How do you quantify a Western blot?

Step 1: Determine the background-subtracted densities of your protein of interest (PI) and the normalizing control (NC). Step 2: Identify the NC that has the highest density value. Step 3: Divide all the NC values by the highest NC density value to get a relative NC value.

How do you quantify blots in ImageJ?

You can quantify by the following steps:

  1. Open western image in Image J, select Rectangular Selections tool from the ImageJ toolbar and select first western band.
  2. Press Ctrl +1 and drag the same rectangle selection to the next band and press Ctrl + 2.

How do you analyze a Western blot in ImageJ?

1. Open the western blot image in ImageJ. 2. Make sure that the image is in 8-bit mode: go to Image>Type>8-bit….Data analysis

  1. Place your data in a spreadsheet.
  2. In a new column next to the Percent column, divide the Percent value for each sample by the Percent value for the standard (the 1st peak in this case, 26.666).

How do you quantify in ImageJ?

From the Analyze menu select “set measurements”. Make sure you have area integrated intensity and mean grey value selected (the rest can be ignored). Now select “Measure” from the analyze menu.

Why is washing step essential for Western blot?

Washing, blocking and antibody incubation Blocking is a very important step of western blotting, as it prevents antibodies from binding to the membrane nonspecifically. It is often a good strategy to incubate the primary antibody with BSA since it is usually needed in higher amounts than the secondary antibody.

How do you do a densitometry in Western blot?

Densitometry Western Blot

  1. Open Western scan in Image.
  2. Click the ‘rectangular selection’ (under file menu) and select a box around a band of interest.
  3. Once you have boxed an area go to the ‘analyze’ drop menu.
  4. Use the arrow curser to move your box along to the next band of interest, and repeat the ‘measure’.

How do you analyze dot blots?

There are two built in methods for analyzing a dot blot in ImageJ. The first is to treat each row as a horizontal “lane” and use ImageJ’s gel analysis function. The second is to subtract the background and measure the integrated density of each dot.

How do you do a densitometry in western blot?
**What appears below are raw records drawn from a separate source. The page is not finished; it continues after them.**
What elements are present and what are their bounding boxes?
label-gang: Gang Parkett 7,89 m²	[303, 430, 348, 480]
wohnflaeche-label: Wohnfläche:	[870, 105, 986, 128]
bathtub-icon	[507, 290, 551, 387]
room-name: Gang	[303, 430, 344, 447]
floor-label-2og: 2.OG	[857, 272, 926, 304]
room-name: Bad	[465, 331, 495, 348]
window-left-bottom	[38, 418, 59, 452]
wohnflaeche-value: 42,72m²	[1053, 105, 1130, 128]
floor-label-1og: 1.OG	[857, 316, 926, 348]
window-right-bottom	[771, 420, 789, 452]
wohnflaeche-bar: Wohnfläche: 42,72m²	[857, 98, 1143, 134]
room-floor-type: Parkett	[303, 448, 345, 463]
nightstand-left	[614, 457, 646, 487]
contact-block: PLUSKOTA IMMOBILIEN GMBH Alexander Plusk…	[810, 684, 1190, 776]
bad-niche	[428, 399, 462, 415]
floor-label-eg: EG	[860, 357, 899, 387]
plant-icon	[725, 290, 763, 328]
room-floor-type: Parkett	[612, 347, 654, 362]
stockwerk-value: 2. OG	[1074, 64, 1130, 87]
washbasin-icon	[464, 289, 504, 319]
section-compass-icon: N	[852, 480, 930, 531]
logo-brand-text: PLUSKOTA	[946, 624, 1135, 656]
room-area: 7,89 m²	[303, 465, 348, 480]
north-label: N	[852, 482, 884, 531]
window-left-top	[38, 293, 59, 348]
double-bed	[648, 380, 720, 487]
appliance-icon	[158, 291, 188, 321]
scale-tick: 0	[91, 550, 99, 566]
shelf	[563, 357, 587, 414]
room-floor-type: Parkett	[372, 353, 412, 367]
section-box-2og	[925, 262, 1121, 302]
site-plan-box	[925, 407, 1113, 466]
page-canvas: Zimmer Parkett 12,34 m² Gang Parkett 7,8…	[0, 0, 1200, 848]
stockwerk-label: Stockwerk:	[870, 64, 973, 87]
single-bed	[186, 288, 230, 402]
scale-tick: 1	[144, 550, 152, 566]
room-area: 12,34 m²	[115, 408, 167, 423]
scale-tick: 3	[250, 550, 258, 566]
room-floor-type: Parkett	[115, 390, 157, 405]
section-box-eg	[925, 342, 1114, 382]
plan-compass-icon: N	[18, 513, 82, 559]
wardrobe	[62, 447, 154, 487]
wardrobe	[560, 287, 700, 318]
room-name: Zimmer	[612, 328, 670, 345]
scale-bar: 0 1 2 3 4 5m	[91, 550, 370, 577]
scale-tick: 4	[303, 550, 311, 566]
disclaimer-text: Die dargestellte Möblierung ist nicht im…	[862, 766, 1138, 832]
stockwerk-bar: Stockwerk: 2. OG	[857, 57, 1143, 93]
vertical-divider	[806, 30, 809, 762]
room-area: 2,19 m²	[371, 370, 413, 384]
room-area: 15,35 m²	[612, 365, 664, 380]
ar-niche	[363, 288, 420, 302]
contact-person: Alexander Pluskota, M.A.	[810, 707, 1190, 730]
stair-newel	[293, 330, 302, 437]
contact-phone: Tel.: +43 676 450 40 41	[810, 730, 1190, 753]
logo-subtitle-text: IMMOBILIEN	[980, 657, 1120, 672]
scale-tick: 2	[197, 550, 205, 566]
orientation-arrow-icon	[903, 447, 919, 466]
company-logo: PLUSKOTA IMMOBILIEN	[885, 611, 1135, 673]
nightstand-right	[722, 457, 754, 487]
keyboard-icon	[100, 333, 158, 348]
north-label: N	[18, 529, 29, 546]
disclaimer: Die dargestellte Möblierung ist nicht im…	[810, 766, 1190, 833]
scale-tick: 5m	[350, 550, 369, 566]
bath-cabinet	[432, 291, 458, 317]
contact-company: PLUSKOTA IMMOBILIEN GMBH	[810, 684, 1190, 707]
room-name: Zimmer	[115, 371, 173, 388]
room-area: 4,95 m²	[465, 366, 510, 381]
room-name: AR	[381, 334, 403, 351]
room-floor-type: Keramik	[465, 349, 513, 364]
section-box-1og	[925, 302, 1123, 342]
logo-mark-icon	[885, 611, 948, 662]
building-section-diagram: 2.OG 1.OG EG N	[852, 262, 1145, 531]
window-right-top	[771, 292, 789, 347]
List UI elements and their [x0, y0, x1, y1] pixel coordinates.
How do you normalize western blot data?

To perform Western blot normalization using a single protein as a control, the blot is probed with a primary antibody specific for the protein of interest, and one directed against a normalization control. Ideally, the normalization control is a protein that is present at constant levels in every sample.
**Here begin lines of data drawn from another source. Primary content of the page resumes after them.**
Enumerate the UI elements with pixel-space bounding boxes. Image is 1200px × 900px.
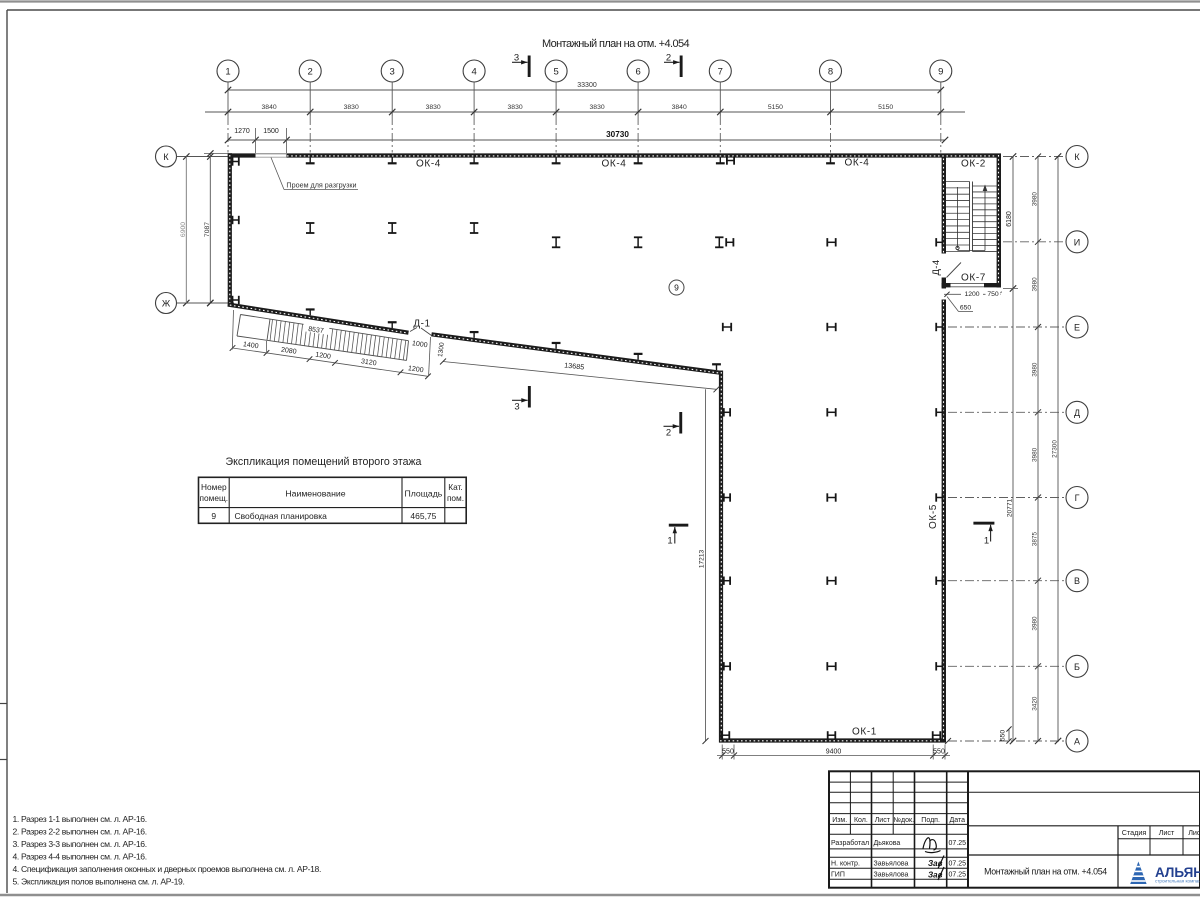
svg-text:№док.: №док. xyxy=(894,817,915,824)
svg-text:9: 9 xyxy=(938,67,943,78)
svg-text:Номер: Номер xyxy=(201,482,227,492)
svg-text:Завьялова: Завьялова xyxy=(874,872,909,879)
svg-text:В: В xyxy=(1074,576,1080,586)
svg-text:3830: 3830 xyxy=(508,104,523,111)
svg-text:17213: 17213 xyxy=(699,550,706,569)
svg-text:550: 550 xyxy=(722,749,734,756)
svg-text:30730: 30730 xyxy=(606,130,629,139)
svg-text:1270: 1270 xyxy=(234,128,250,135)
svg-text:ОК-1: ОК-1 xyxy=(852,727,877,738)
svg-text:ОК-4: ОК-4 xyxy=(602,159,627,170)
svg-text:6900: 6900 xyxy=(180,222,187,237)
svg-text:20771: 20771 xyxy=(1007,499,1014,518)
svg-text:Наименование: Наименование xyxy=(285,488,345,498)
svg-text:3840: 3840 xyxy=(262,104,277,111)
svg-text:3980: 3980 xyxy=(1032,277,1039,292)
svg-text:Г: Г xyxy=(1075,493,1080,503)
svg-text:Ж: Ж xyxy=(162,299,171,309)
svg-text:Монтажный план на отм. +4.054: Монтажный план на отм. +4.054 xyxy=(542,38,690,50)
svg-text:2: 2 xyxy=(666,53,671,64)
svg-text:3830: 3830 xyxy=(426,104,441,111)
svg-text:1: 1 xyxy=(225,67,230,78)
svg-text:6: 6 xyxy=(635,67,640,78)
svg-text:5: 5 xyxy=(553,67,558,78)
svg-text:Монтажный план на отм. +4.054: Монтажный план на отм. +4.054 xyxy=(984,867,1107,877)
svg-text:ОК-4: ОК-4 xyxy=(845,158,870,169)
svg-text:7: 7 xyxy=(718,67,723,78)
svg-text:3. Разрез 3-3 выполнен см. л.: 3. Разрез 3-3 выполнен см. л. АР-16. xyxy=(13,839,147,849)
svg-text:Дата: Дата xyxy=(950,817,966,824)
svg-text:Площадь: Площадь xyxy=(404,488,442,498)
svg-text:Стадия: Стадия xyxy=(1122,828,1147,837)
svg-text:3: 3 xyxy=(514,53,519,64)
svg-text:Кат.: Кат. xyxy=(448,482,462,492)
svg-text:5150: 5150 xyxy=(878,104,893,111)
svg-text:Завьялова: Завьялова xyxy=(874,861,909,868)
svg-text:Свободная планировка: Свободная планировка xyxy=(235,511,328,521)
svg-text:Е: Е xyxy=(1074,323,1080,333)
svg-text:Дьякова: Дьякова xyxy=(874,840,901,847)
svg-text:Кол.: Кол. xyxy=(854,817,868,824)
svg-text:строительная компания: строительная компания xyxy=(1155,879,1200,884)
svg-text:Лист: Лист xyxy=(1188,828,1200,837)
svg-text:750: 750 xyxy=(987,291,999,298)
svg-text:Лист: Лист xyxy=(875,817,891,824)
svg-text:4. Спецификация заполнения око: 4. Спецификация заполнения оконных и две… xyxy=(13,864,322,874)
svg-text:Проем для разгрузки: Проем для разгрузки xyxy=(286,181,356,190)
svg-text:8: 8 xyxy=(828,67,833,78)
svg-text:2. Разрез 2-2 выполнен см. л.: 2. Разрез 2-2 выполнен см. л. АР-16. xyxy=(13,827,147,837)
svg-text:Д-1: Д-1 xyxy=(413,319,430,330)
svg-text:3980: 3980 xyxy=(1032,192,1039,207)
svg-text:1: 1 xyxy=(984,536,989,547)
svg-text:Н. контр.: Н. контр. xyxy=(831,861,860,868)
svg-text:Б: Б xyxy=(1074,662,1080,672)
svg-text:Экспликация помещений второго: Экспликация помещений второго этажа xyxy=(226,456,422,468)
svg-text:5150: 5150 xyxy=(768,104,783,111)
svg-text:ГИП: ГИП xyxy=(831,872,845,879)
svg-text:К: К xyxy=(163,152,169,162)
svg-text:1200: 1200 xyxy=(964,291,979,298)
svg-text:К: К xyxy=(1074,152,1080,162)
svg-text:1500: 1500 xyxy=(263,128,279,135)
svg-text:33300: 33300 xyxy=(577,82,597,89)
svg-text:3: 3 xyxy=(390,67,395,78)
svg-text:1. Разрез 1-1 выполнен см. л.: 1. Разрез 1-1 выполнен см. л. АР-16. xyxy=(13,814,147,824)
svg-text:Д-4: Д-4 xyxy=(931,259,942,275)
svg-text:3830: 3830 xyxy=(590,104,605,111)
svg-text:9: 9 xyxy=(674,283,679,293)
svg-text:465,75: 465,75 xyxy=(410,511,436,521)
svg-text:3: 3 xyxy=(514,402,519,413)
svg-text:Д: Д xyxy=(1074,408,1080,418)
svg-text:Подп.: Подп. xyxy=(921,817,940,824)
svg-text:6180: 6180 xyxy=(1006,211,1013,227)
svg-text:4: 4 xyxy=(471,67,476,78)
svg-text:3980: 3980 xyxy=(1032,616,1039,631)
svg-text:650: 650 xyxy=(960,305,972,312)
svg-text:550: 550 xyxy=(933,749,945,756)
svg-text:4. Разрез 4-4 выполнен см. л.: 4. Разрез 4-4 выполнен см. л. АР-16. xyxy=(13,852,147,862)
svg-text:07.25: 07.25 xyxy=(949,840,967,847)
svg-text:07.25: 07.25 xyxy=(949,861,967,868)
svg-text:27300: 27300 xyxy=(1052,440,1059,458)
svg-text:7087: 7087 xyxy=(204,222,211,237)
svg-text:пом.: пом. xyxy=(447,493,464,503)
svg-text:3420: 3420 xyxy=(1032,696,1039,711)
svg-text:5. Экспликация полов выполнена: 5. Экспликация полов выполнена см. л. АР… xyxy=(13,877,185,887)
svg-text:Разработал: Разработал xyxy=(831,839,869,847)
svg-text:А: А xyxy=(1074,737,1080,747)
svg-text:2: 2 xyxy=(308,67,313,78)
svg-text:И: И xyxy=(1074,237,1080,247)
svg-text:ОК-5: ОК-5 xyxy=(928,504,939,529)
svg-text:3840: 3840 xyxy=(672,104,687,111)
svg-text:ОК-7: ОК-7 xyxy=(961,273,986,284)
svg-text:3980: 3980 xyxy=(1032,447,1039,462)
svg-text:1: 1 xyxy=(667,536,672,547)
svg-text:3875: 3875 xyxy=(1032,532,1039,547)
svg-text:3980: 3980 xyxy=(1032,362,1039,377)
svg-text:9400: 9400 xyxy=(826,749,842,756)
svg-text:07.25: 07.25 xyxy=(949,872,967,879)
svg-text:2: 2 xyxy=(666,428,671,439)
svg-text:ОК-2: ОК-2 xyxy=(961,159,986,170)
svg-text:Изм.: Изм. xyxy=(832,817,847,824)
svg-text:9: 9 xyxy=(211,511,216,521)
svg-text:помещ.: помещ. xyxy=(200,493,229,503)
svg-text:Лист: Лист xyxy=(1159,828,1175,837)
svg-text:550: 550 xyxy=(1000,730,1007,742)
svg-text:3830: 3830 xyxy=(344,104,359,111)
svg-text:ОК-4: ОК-4 xyxy=(416,159,441,170)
How do you quantify fluorescence intensity?

Determining Fluorescence Intensity and Signal

  1. To threshold your image, go to Image > Adjust > Color threshold. Slide the Hue slider to match the color- so that the fluorescent areas are selected.
  2. Go to Analyze > Analyze Particles > Display results.
  3. Add areas for all fluorescent regions.
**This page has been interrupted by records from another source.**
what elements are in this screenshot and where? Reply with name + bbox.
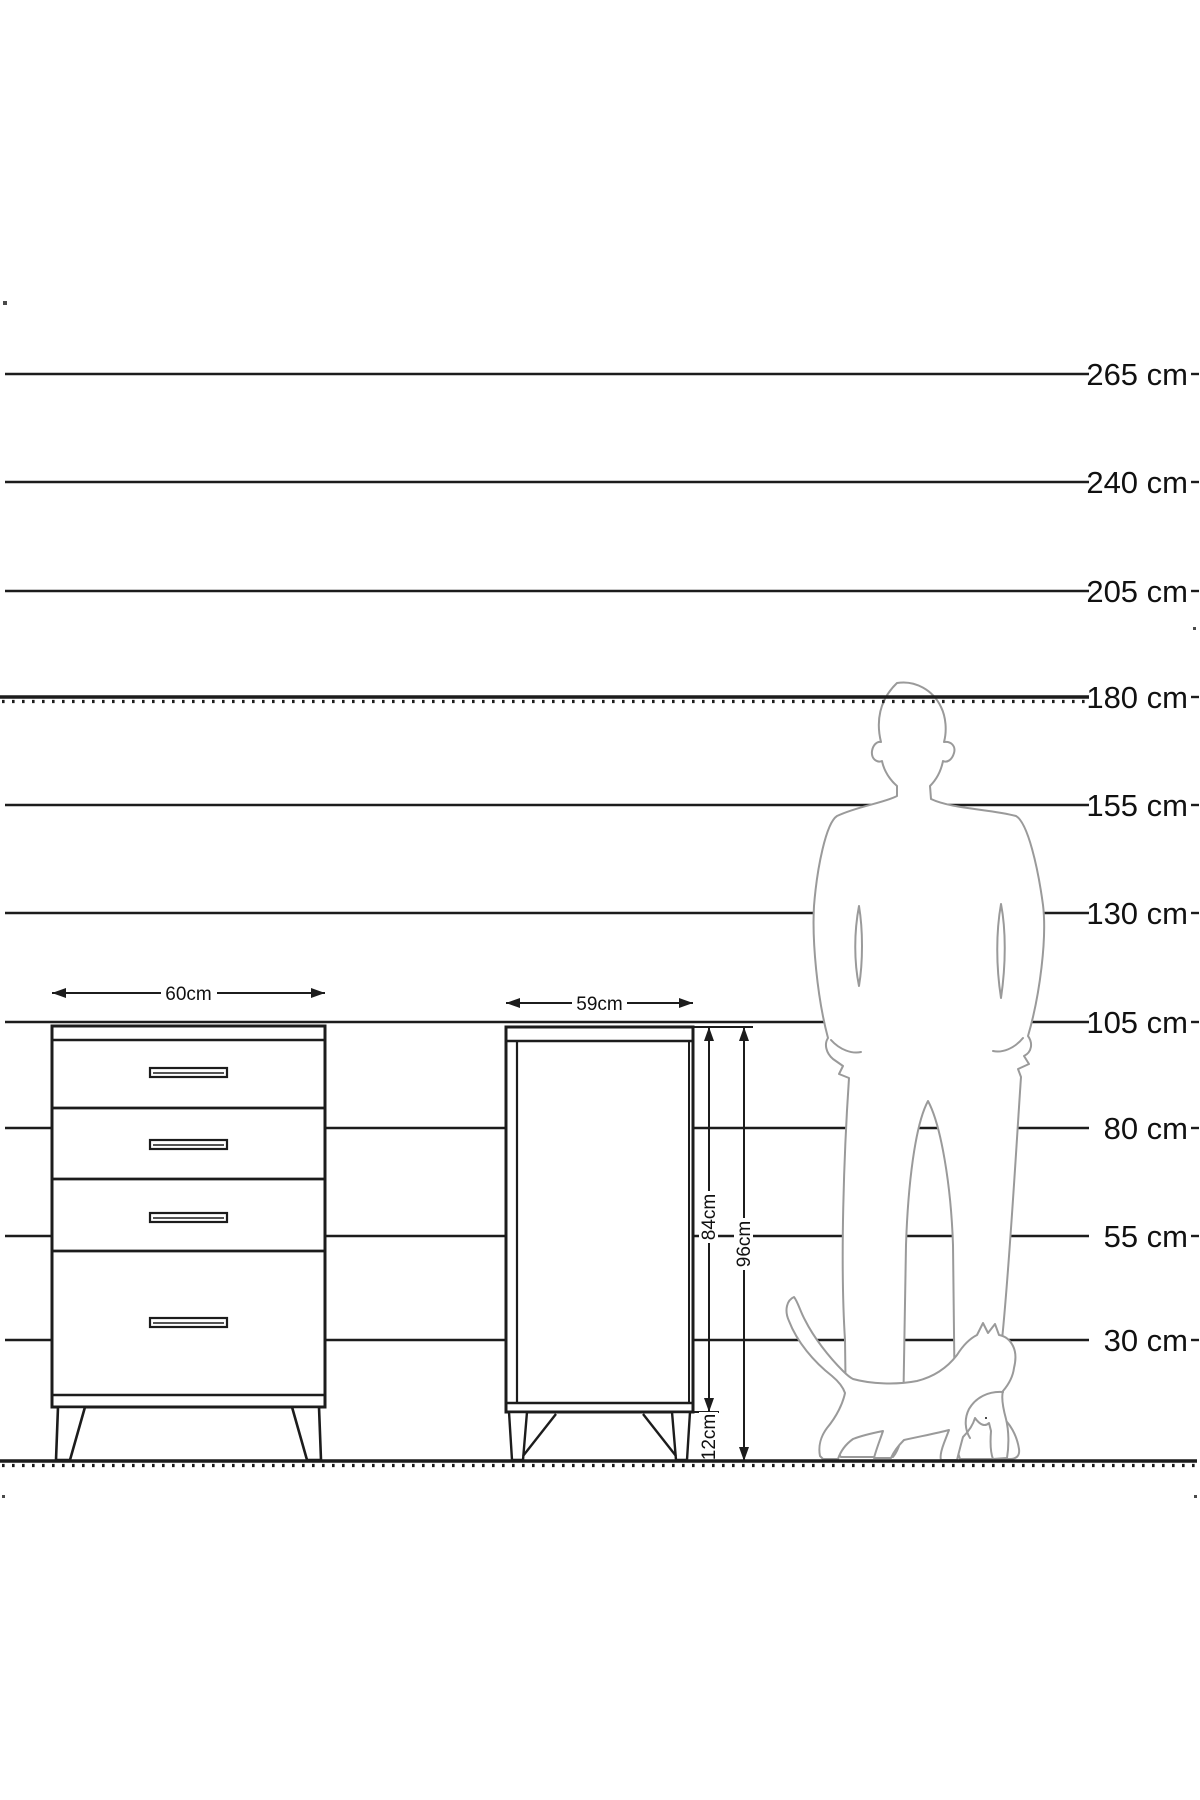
artifact-dot [985,1417,987,1419]
cabinet-side-view [506,1027,693,1460]
furniture-height-comparison-diagram: 265 cm240 cm205 cm180 cm155 cm130 cm105 … [0,0,1200,1800]
dimension-width-59cm: 59cm [506,993,693,1015]
dimension-total-96cm: 96cm [734,1027,755,1461]
dresser-front-view [52,1026,325,1460]
dresser-width-label: 60cm [165,984,211,1005]
height-label-105: 105 cm [1086,1005,1188,1040]
arrowhead-right [679,998,693,1008]
cabinet-leg-height-label: 12cm [699,1414,720,1460]
arrowhead-left [506,998,520,1008]
artifact-dot [1194,1495,1197,1498]
diagram-canvas: 265 cm240 cm205 cm180 cm155 cm130 cm105 … [0,0,1200,1800]
cabinet-total-height-label: 96cm [734,1221,755,1267]
cabinet-left-leg-brace [523,1414,556,1456]
height-label-30: 30 cm [1104,1323,1188,1358]
height-label-55: 55 cm [1104,1219,1188,1254]
dimension-body-84cm: 84cm [699,1027,720,1412]
height-label-205: 205 cm [1086,574,1188,609]
artifact-dot [1193,627,1196,630]
height-label-180: 180 cm [1086,680,1188,715]
dresser-right-leg [292,1407,321,1460]
drawer-handle-2 [150,1140,227,1149]
cabinet-width-label: 59cm [576,994,622,1015]
height-label-80: 80 cm [1104,1111,1188,1146]
artifact-dot [2,1495,5,1498]
cabinet-side-body [506,1027,693,1412]
arrowhead-left [52,988,66,998]
cabinet-body-height-label: 84cm [699,1194,720,1240]
dimension-leg-12cm: 12cm [699,1412,720,1462]
artifact-dot [3,301,7,305]
drawer-handle-4 [150,1318,227,1327]
arrowhead-right [311,988,325,998]
height-label-265: 265 cm [1086,357,1188,392]
height-label-240: 240 cm [1086,465,1188,500]
drawer-handle-3 [150,1213,227,1222]
height-label-130: 130 cm [1086,896,1188,931]
cabinet-right-leg-brace [643,1414,676,1456]
drawer-handle-1 [150,1068,227,1077]
dimension-heights: 84cm 96cm 12cm [693,1027,755,1462]
dresser-left-leg [56,1407,85,1460]
height-label-155: 155 cm [1086,788,1188,823]
dimension-width-60cm: 60cm [52,983,325,1005]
How does ImageJ calculate area?

To measure the area of water that you highlighted in each of the three images, select the Rectangular Selections tool in the ImageJ toolbar and drag a rectangle over just the top image of the triptych. Choose Analyze > Set Measurements… and click the Area and Limit to Threshold checkboxes.

What are the steps in western blotting?

Five steps are involved in western blotting procedure and detection assay, namely, transfer, blocking, primary antibody incubation, secondary antibody incubation and protein detection, and western blotting analysis.